Noem says National Guard troops to return from border

By STEPHEN GROVES Associated Press

SIOUX FALLS, S.D. (AP) — South Dakota Gov. Kristi Noem announced Friday that National Guard troops that she deployed to the U.S. border with Mexico will return later this month.

The Republican governor deployed 48 National Guard troops to Texas in July. The deployment came in response to a request from Texas and Arizona to send law enforcement officers under an agreement between states to assist during emergencies. Noem said the soldiers encountered more than 6,000 people crossing the border in the month and a half they were stationed there.
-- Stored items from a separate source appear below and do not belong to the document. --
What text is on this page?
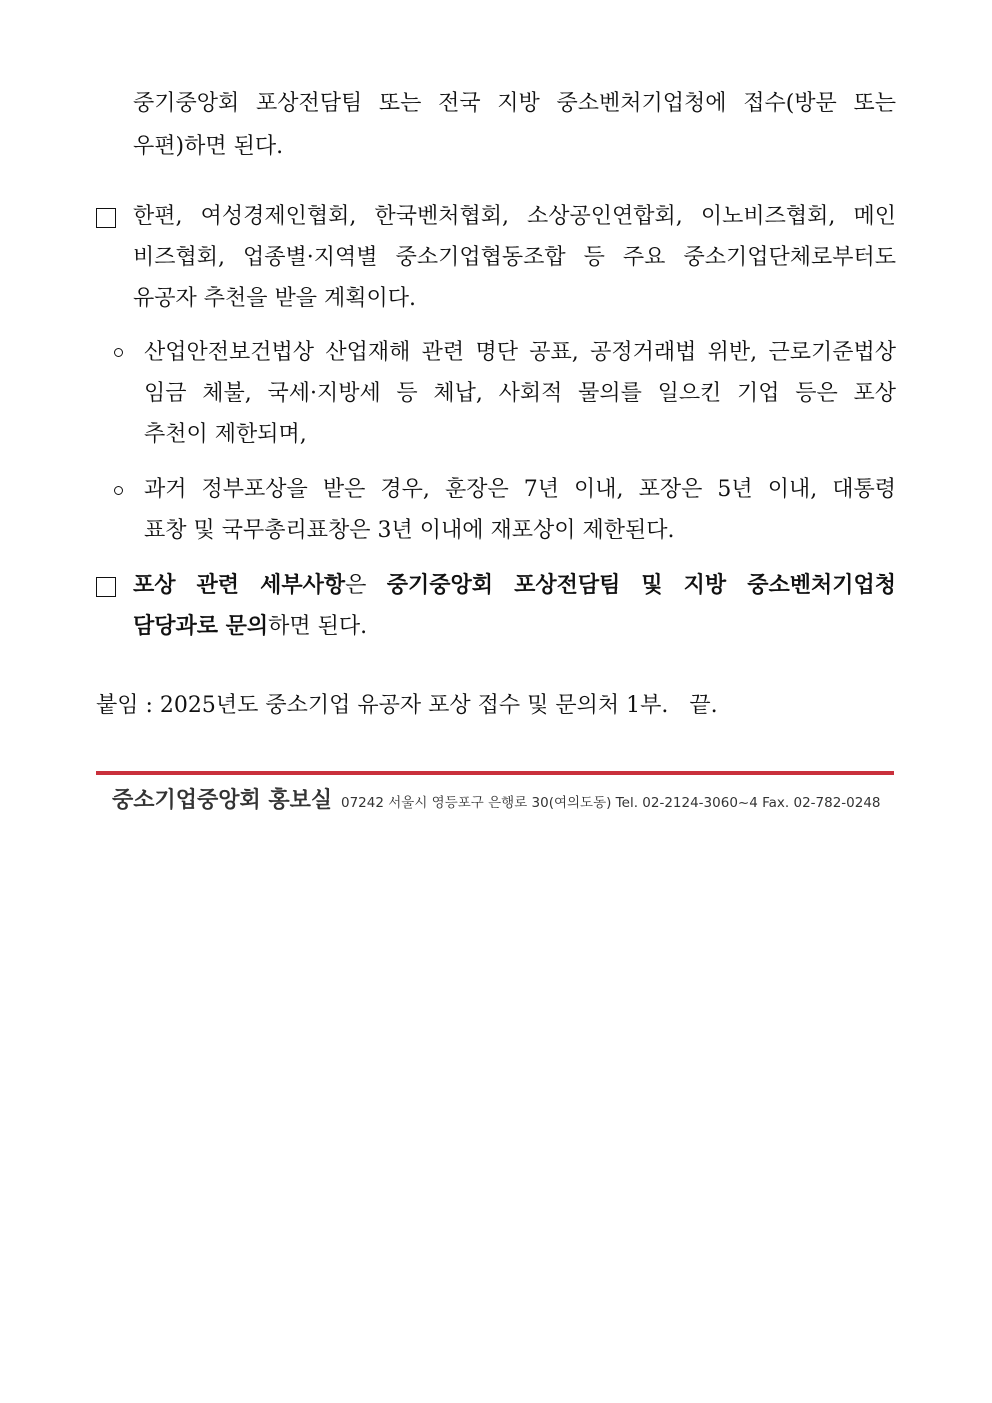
중기중앙회 포상전담팀 또는 전국 지방 중소벤처기업청에 접수(방문 또는
우편)하면 된다.
한편, 여성경제인협회, 한국벤처협회, 소상공인연합회, 이노비즈협회, 메인
비즈협회, 업종별·지역별 중소기업협동조합 등 주요 중소기업단체로부터도
유공자 추천을 받을 계획이다.
산업안전보건법상 산업재해 관련 명단 공표, 공정거래법 위반, 근로기준법상
임금 체불, 국세·지방세 등 체납, 사회적 물의를 일으킨 기업 등은 포상
추천이 제한되며,
과거 정부포상을 받은 경우, 훈장은 7년 이내, 포장은 5년 이내, 대통령
표창 및 국무총리표창은 3년 이내에 재포상이 제한된다.
포상 관련 세부사항은 중기중앙회 포상전담팀 및 지방 중소벤처기업청
담당과로 문의하면 된다.
붙임 : 2025년도 중소기업 유공자 포상 접수 및 문의처 1부.   끝.
중소기업중앙회 홍보실 07242 서울시 영등포구 은행로 30(여의도동) Tel. 02-2124-3060~4 Fax. 02-782-0248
“Unfortunately, because of the Biden Administration’s failed border policies, the system has become one of facilitating the crossing of illegal immigrants into our country,” she said in a statement.

Overall, U.S. authorities stopped migrants about 210,000 times at the border in July, up from 188,829 in June and the highest in more than 20 years. But the numbers aren’t directly comparable because many crossed repeatedly under a pandemic-related ban that expelled people from the country immediately without giving them a chance to seek asylum but carried no legal consequences.

A federal judge ruled Thursday that the U.S. government’s practice of denying migrants a chance to apply for asylum on the Mexican border until space opens up to process claims is unconstitutional.

After a visit to the border in July, Noem had said she would consider keeping the troops in Texas beyond a two-month deployment but wanted Texas to cover some of that cost. Noem said Friday that Texas no longer needed South Dakota’s help and that it would increase “its financial commitment and manpower from within the state.”

Noem was heavily criticized for accepting a $1 million donation from a private foundation to fund the National Guard’s deployment. Experts said it set a troubling precedent in which a wealthy patron can effectively commandeer U.S. military might to address private political motivations.

But with the support of the top general of the South Dakota National Guard, Noem did not back down.

However, the House Armed Services Committee this week moved to block states from accepting private funds to pay for cross-state National Guard deployments. The proposed condition was added to the annual National Defense Authorization Act.

South Dakota will send 125 National Guard troops to the southern border next month as part of a federal deployment.